Does Your Insurance Cover Braces a Second Time?
Unravel the complexities of insurance coverage for a second round of braces. Discover key factors influencing repeat orthodontic benefits.
Unravel the complexities of insurance coverage for a second round of braces. Discover key factors influencing repeat orthodontic benefits.
Orthodontic treatment helps many achieve improved dental health and alignment. While a first course of braces is common, understanding if insurance covers a second round involves complexities.
Dental insurance plans often include specific benefits for orthodontic treatment, distinct from general dental care. These benefits typically operate under a “lifetime maximum,” which is the total amount the insurer will pay for orthodontic services over an individual’s lifetime, usually ranging from $1,000 to $3,000. This is a per-person limit and does not reset annually like other dental benefits.
Many policies also have age limitations, frequently covering dependents up to age 19, though some extend coverage to age 26 if they remain on the plan. Adult orthodontic coverage is less common and often comes with lower lifetime maximums, typically between $1,000 and $1,500. Insurance usually covers around 50% of the orthodontic treatment cost, up to the stated lifetime maximum.
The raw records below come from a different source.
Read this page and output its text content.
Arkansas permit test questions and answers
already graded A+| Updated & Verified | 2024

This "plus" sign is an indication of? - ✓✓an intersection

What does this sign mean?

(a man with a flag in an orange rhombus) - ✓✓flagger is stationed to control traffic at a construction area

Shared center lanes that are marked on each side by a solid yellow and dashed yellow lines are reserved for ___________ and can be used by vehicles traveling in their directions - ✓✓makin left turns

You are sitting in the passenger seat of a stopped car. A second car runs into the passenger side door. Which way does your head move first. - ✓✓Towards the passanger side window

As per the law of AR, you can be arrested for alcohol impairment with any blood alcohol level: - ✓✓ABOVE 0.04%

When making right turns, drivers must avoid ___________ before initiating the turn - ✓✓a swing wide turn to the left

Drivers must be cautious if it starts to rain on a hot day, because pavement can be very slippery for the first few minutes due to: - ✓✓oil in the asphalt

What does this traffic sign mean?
New policies often impose waiting periods before orthodontic benefits become active, ranging from 6 to 24 months. Treatment started during this waiting period typically will not be covered, even after the period concludes.
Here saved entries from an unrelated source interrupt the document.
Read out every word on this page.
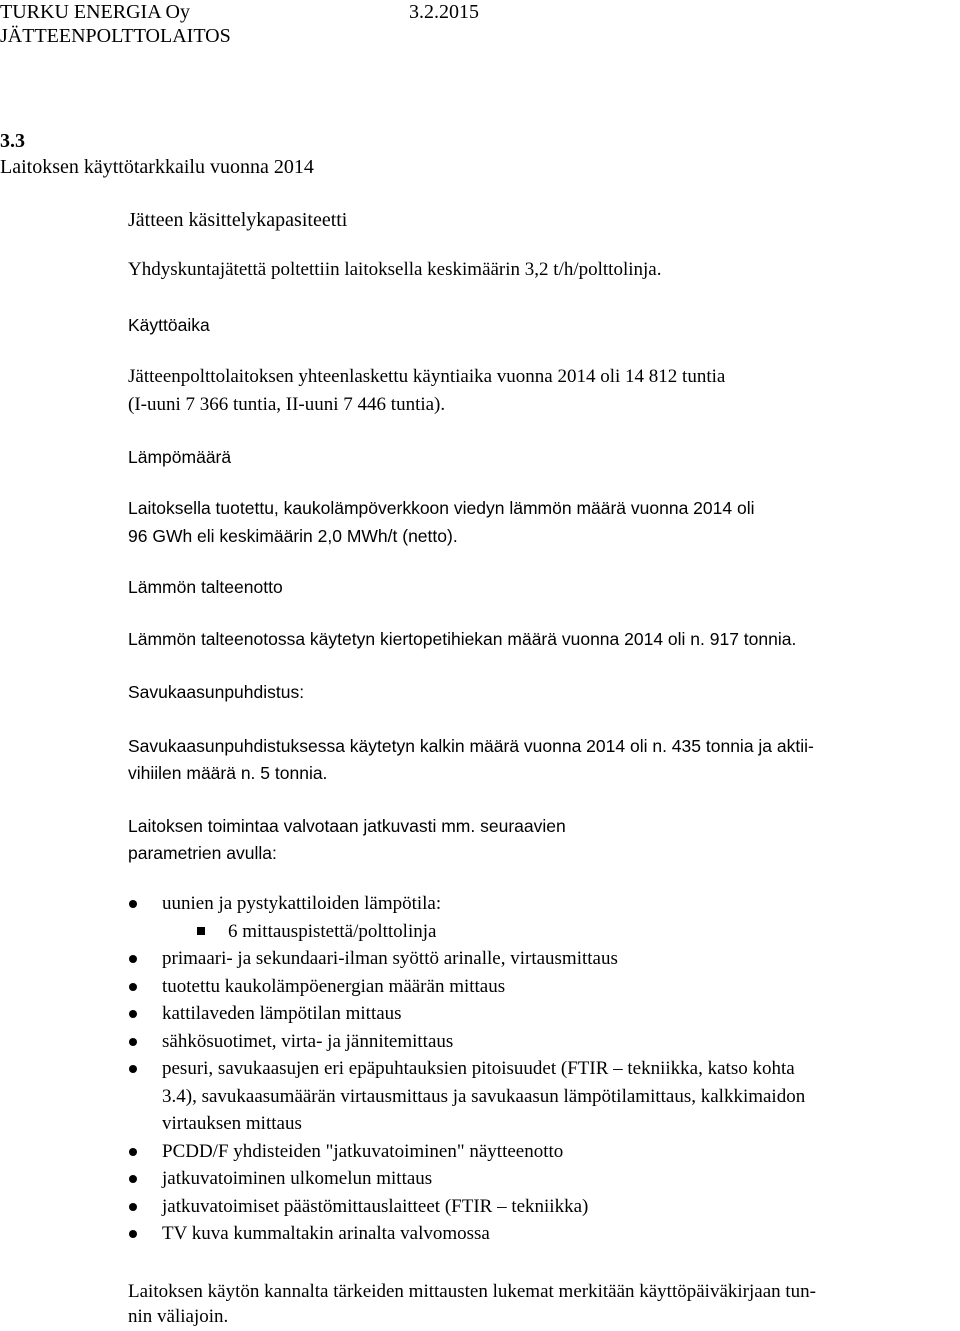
TURKU ENERGIA Oy	3.2.2015
JÄTTEENPOLTTOLAITOS
3.3
Laitoksen käyttötarkkailu vuonna 2014
Jätteen käsittelykapasiteetti
Yhdyskuntajätettä poltettiin laitoksella keskimäärin 3,2 t/h/polttolinja.
Käyttöaika
Jätteenpolttolaitoksen yhteenlaskettu käyntiaika vuonna 2014 oli 14 812 tuntia
(I-uuni 7 366 tuntia, II-uuni 7 446 tuntia).
Lämpömäärä
Laitoksella tuotettu, kaukolämpöverkkoon viedyn lämmön määrä vuonna 2014 oli
96 GWh eli keskimäärin 2,0 MWh/t (netto).
Lämmön talteenotto
Lämmön talteenotossa käytetyn kiertopetihiekan määrä vuonna 2014 oli n. 917 tonnia.
Savukaasunpuhdistus:
Savukaasunpuhdistuksessa käytetyn kalkin määrä vuonna 2014 oli n. 435 tonnia ja aktii-
vihiilen määrä n. 5 tonnia.
Laitoksen toimintaa valvotaan jatkuvasti mm. seuraavien
parametrien avulla:
uunien ja pystykattiloiden lämpötila:
6 mittauspistettä/polttolinja
primaari- ja sekundaari-ilman syöttö arinalle, virtausmittaus
tuotettu kaukolämpöenergian määrän mittaus
kattilaveden lämpötilan mittaus
sähkösuotimet, virta- ja jännitemittaus
pesuri, savukaasujen eri epäpuhtauksien pitoisuudet (FTIR – tekniikka, katso kohta
3.4), savukaasumäärän virtausmittaus ja savukaasun lämpötilamittaus, kalkkimaidon
virtauksen mittaus
PCDD/F yhdisteiden "jatkuvatoiminen" näytteenotto
jatkuvatoiminen ulkomelun mittaus
jatkuvatoimiset päästömittauslaitteet (FTIR – tekniikka)
TV kuva kummaltakin arinalta valvomossa
Laitoksen käytön kannalta tärkeiden mittausten lukemat merkitään käyttöpäiväkirjaan tun-
nin väliajoin.
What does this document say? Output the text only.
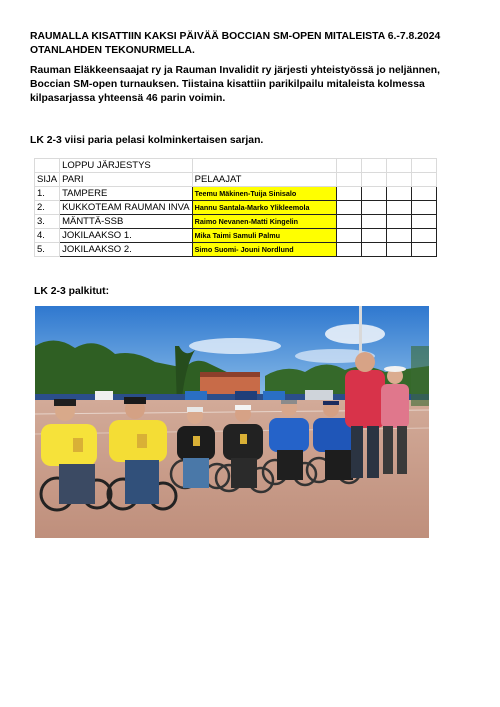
RAUMALLA KISATTIIN KAKSI PÄIVÄÄ BOCCIAN SM-OPEN MITALEISTA 6.-7.8.2024 OTANLAHDEN TEKONURMELLA.
Rauman Eläkkeensaajat ry ja Rauman Invalidit ry järjesti yhteistyössä jo neljännen, Boccian SM-open turnauksen. Tiistaina kisattiin parikilpailu mitaleista kolmessa kilpasarjassa yhteensä 46 parin voimin.
LK 2-3 viisi paria pelasi kolminkertaisen sarjan.
	LOPPU JÄRJESTYS					
SIJA	PARI	PELAAJAT				
1.	TAMPERE	Teemu Mäkinen-Tuija Sinisalo				
2.	KUKKOTEAM RAUMAN INVA	Hannu Santala-Marko Ylikleemola				
3.	MÄNTTÄ-SSB	Raimo Nevanen-Matti Kingelin				
4.	JOKILAAKSO 1.	Mika Taimi Samuli Palmu				
5.	JOKILAAKSO 2.	Simo Suomi- Jouni Nordlund				
LK 2-3 palkitut:
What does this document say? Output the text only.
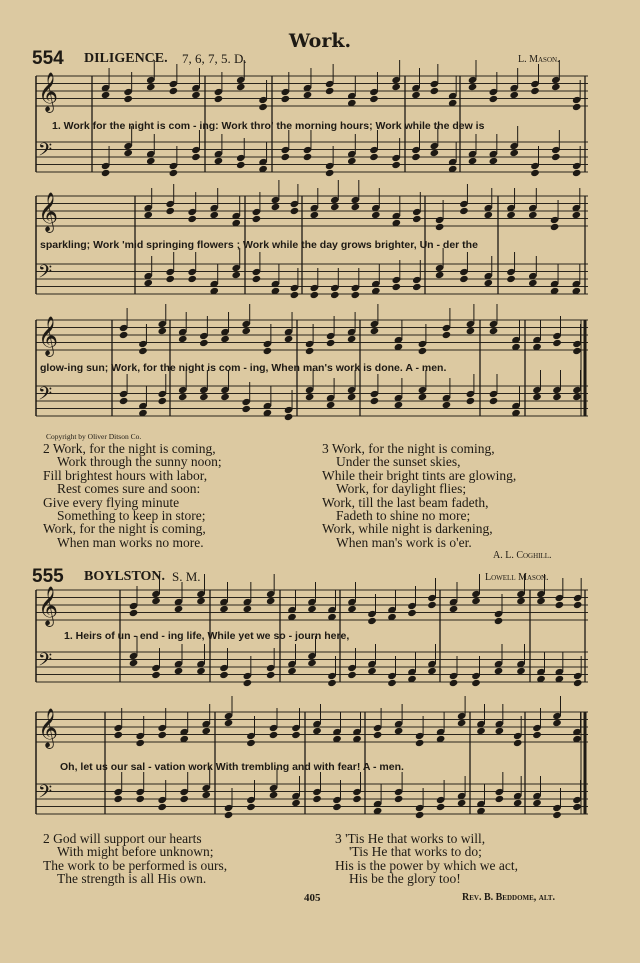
𝄞
𝄢
𝄞
𝄢
𝄞
𝄢
𝄞
𝄢
𝄞
𝄢
Work.
554 DILIGENCE. 7, 6, 7, 5. D.	L. Mason.
1. Work for the night is com - ing: Work thro' the morning hours; Work while the dew is
sparkling; Work 'mid springing flowers ; Work while the day grows brighter, Un - der the
glow-ing sun; Work, for the night is com - ing, When man's work is done. A - men.
Copyright by Oliver Ditson Co.
2 Work, for the night is coming,
Work through the sunny noon;
Fill brightest hours with labor,
Rest comes sure and soon:
Give every flying minute
Something to keep in store;
Work, for the night is coming,
When man works no more.
3 Work, for the night is coming,
Under the sunset skies,
While their bright tints are glowing,
Work, for daylight flies;
Work, till the last beam fadeth,
Fadeth to shine no more;
Work, while night is darkening,
When man's work is o'er.
A. L. Coghill.
555 BOYLSTON. S. M.	Lowell Mason.
1. Heirs of un - end - ing life, While yet we so - journ here,
Oh, let us our sal - vation work With trembling and with fear! A - men.
2 God will support our hearts
With might before unknown;
The work to be performed is ours,
The strength is all His own.
3 'Tis He that works to will,
'Tis He that works to do;
His is the power by which we act,
His be the glory too!
405	Rev. B. Beddome, alt.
The primary determinant for insurance coverage of a second course of braces is the remaining balance of an individual’s orthodontic lifetime maximum. If the full lifetime maximum was utilized during initial treatment, no remaining benefits are generally available for subsequent treatment under the same policy.
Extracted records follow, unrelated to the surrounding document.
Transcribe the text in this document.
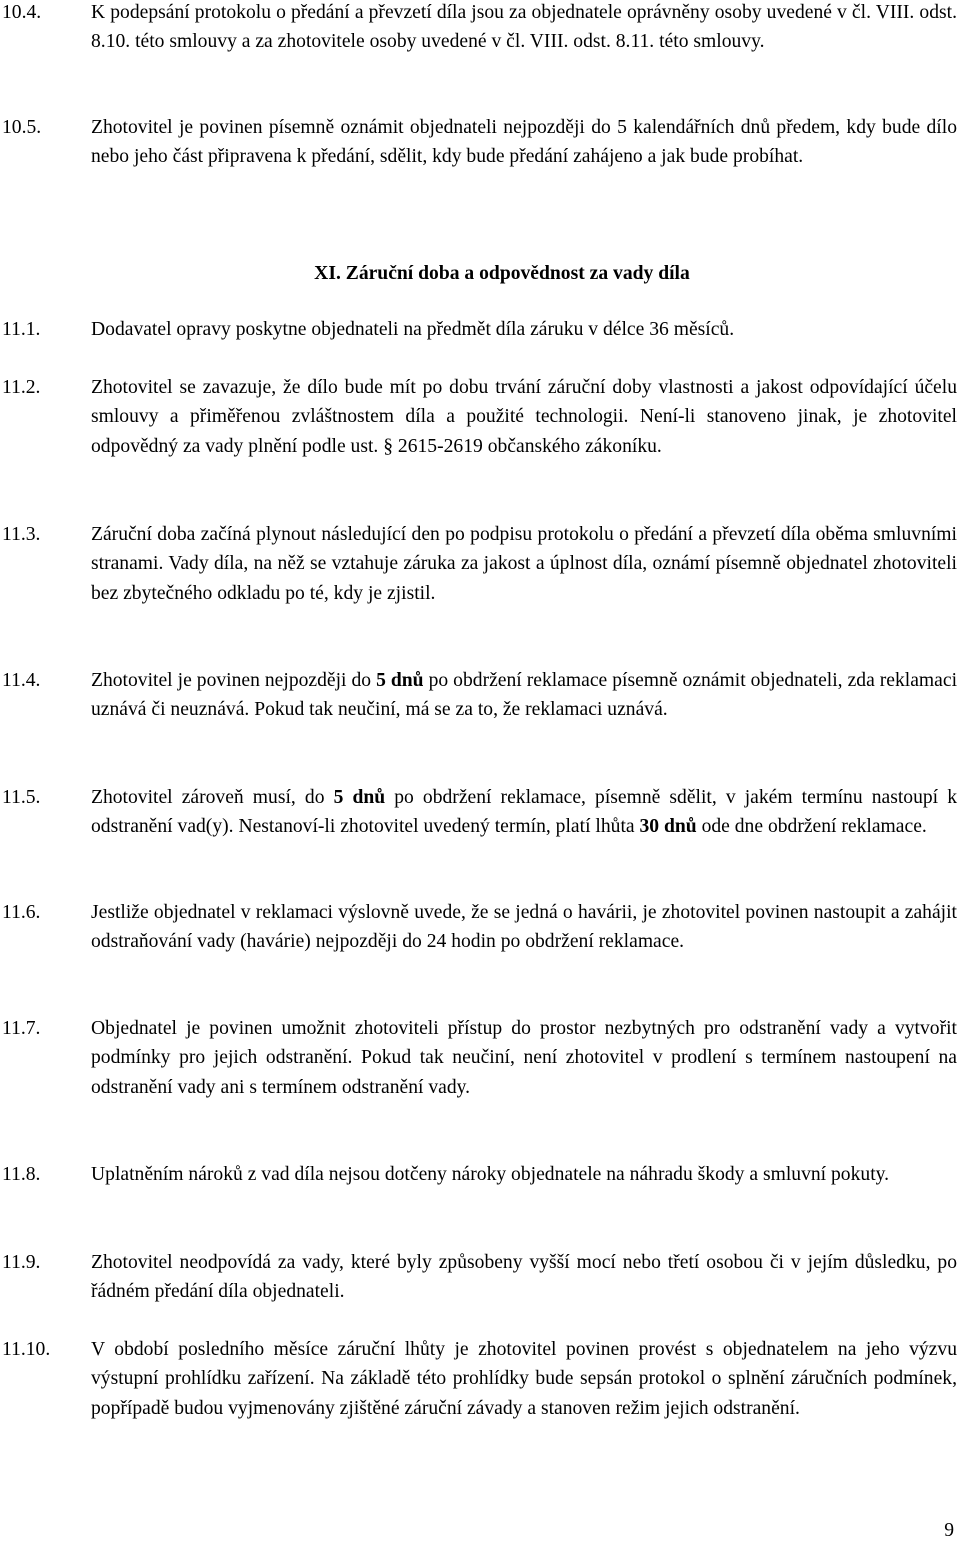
10.4.	K podepsání protokolu o předání a převzetí díla jsou za objednatele oprávněny osoby uvedené v čl. VIII. odst. 8.10. této smlouvy a za zhotovitele osoby uvedené v čl. VIII. odst. 8.11. této smlouvy.
10.5.	Zhotovitel je povinen písemně oznámit objednateli nejpozději do 5 kalendářních dnů předem, kdy bude dílo nebo jeho část připravena k předání, sdělit, kdy bude předání zahájeno a jak bude probíhat.
XI. Záruční doba a odpovědnost za vady díla
11.1.	Dodavatel opravy poskytne objednateli na předmět díla záruku v délce 36 měsíců.
11.2.	Zhotovitel se zavazuje, že dílo bude mít po dobu trvání záruční doby vlastnosti a jakost odpovídající účelu smlouvy a přiměřenou zvláštnostem díla a použité technologii. Není-li stanoveno jinak, je zhotovitel odpovědný za vady plnění podle ust. § 2615-2619 občanského zákoníku.
11.3.	Záruční doba začíná plynout následující den po podpisu protokolu o předání a převzetí díla oběma smluvními stranami. Vady díla, na něž se vztahuje záruka za jakost a úplnost díla, oznámí písemně objednatel zhotoviteli bez zbytečného odkladu po té, kdy je zjistil.
11.4.	Zhotovitel je povinen nejpozději do 5 dnů po obdržení reklamace písemně oznámit objednateli, zda reklamaci uznává či neuznává. Pokud tak neučiní, má se za to, že reklamaci uznává.
11.5.	Zhotovitel zároveň musí, do 5 dnů po obdržení reklamace, písemně sdělit, v jakém termínu nastoupí k odstranění vad(y). Nestanoví-li zhotovitel uvedený termín, platí lhůta 30 dnů ode dne obdržení reklamace.
11.6.	Jestliže objednatel v reklamaci výslovně uvede, že se jedná o havárii, je zhotovitel povinen nastoupit a zahájit odstraňování vady (havárie) nejpozději do 24 hodin po obdržení reklamace.
11.7.	Objednatel je povinen umožnit zhotoviteli přístup do prostor nezbytných pro odstranění vady a vytvořit podmínky pro jejich odstranění. Pokud tak neučiní, není zhotovitel v prodlení s termínem nastoupení na odstranění vady ani s termínem odstranění vady.
11.8.	Uplatněním nároků z vad díla nejsou dotčeny nároky objednatele na náhradu škody a smluvní pokuty.
11.9.	Zhotovitel neodpovídá za vady, které byly způsobeny vyšší mocí nebo třetí osobou či v jejím důsledku, po řádném předání díla objednateli.
11.10. V období posledního měsíce záruční lhůty je zhotovitel povinen provést s objednatelem na jeho výzvu výstupní prohlídku zařízení. Na základě této prohlídky bude sepsán protokol o splnění záručních podmínek, popřípadě budou vyjmenovány zjištěné záruční závady a stanoven režim jejich odstranění.
9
Another significant factor is whether the second treatment is medically necessary rather than purely cosmetic. Insurance providers are more likely to cover re-treatment if it addresses functional issues, such as severe malocclusion, jaw misalignment, or difficulty chewing or speaking. Cosmetic adjustments are less likely to receive coverage. Some plans may even waive the lifetime maximum if the treatment is medically necessary.
Changes in insurance policies or switching providers can also influence coverage for a second round of braces. A new policy might offer a new lifetime maximum, especially if transitioning from a dependent plan to an adult plan. Verify if the new plan has specific clauses regarding pre-existing conditions or previously treated orthodontic issues. Adult orthodontic coverage is typically more restrictive and less common than coverage for children.
To begin the process of determining coverage for a second set of braces, thoroughly review your current dental insurance policy document. Focus on sections detailing orthodontic benefits, including any mention of lifetime maximums, age limits, and exclusions for re-treatment or cosmetic procedures.
Contacting your insurance provider directly is a necessary step to clarify your remaining benefits and policy specifics. Be prepared to ask targeted questions about coverage for a second orthodontic treatment, specifically inquiring about your remaining lifetime maximum and criteria for medical necessity. Document the date, time, and name of the representative you speak with, along with a summary of the conversation.
Following this, schedule a consultation with an orthodontist to obtain a professional diagnosis and a detailed treatment plan. If the orthodontist determines the treatment is medically necessary, ensure this is clearly documented in the treatment plan, as this supports your claim for coverage. The orthodontist’s office will typically provide a cost estimate for the proposed treatment.
Finally, initiate the pre-authorization or pre-determination process with your insurance company before starting any treatment. This involves submitting the orthodontist’s treatment plan and any supporting documentation, such as X-rays or diagnostic models, for the insurer to review. A pre-authorization confirms what the insurance company will cover, helping you understand your out-of-pocket expenses before committing to treatment.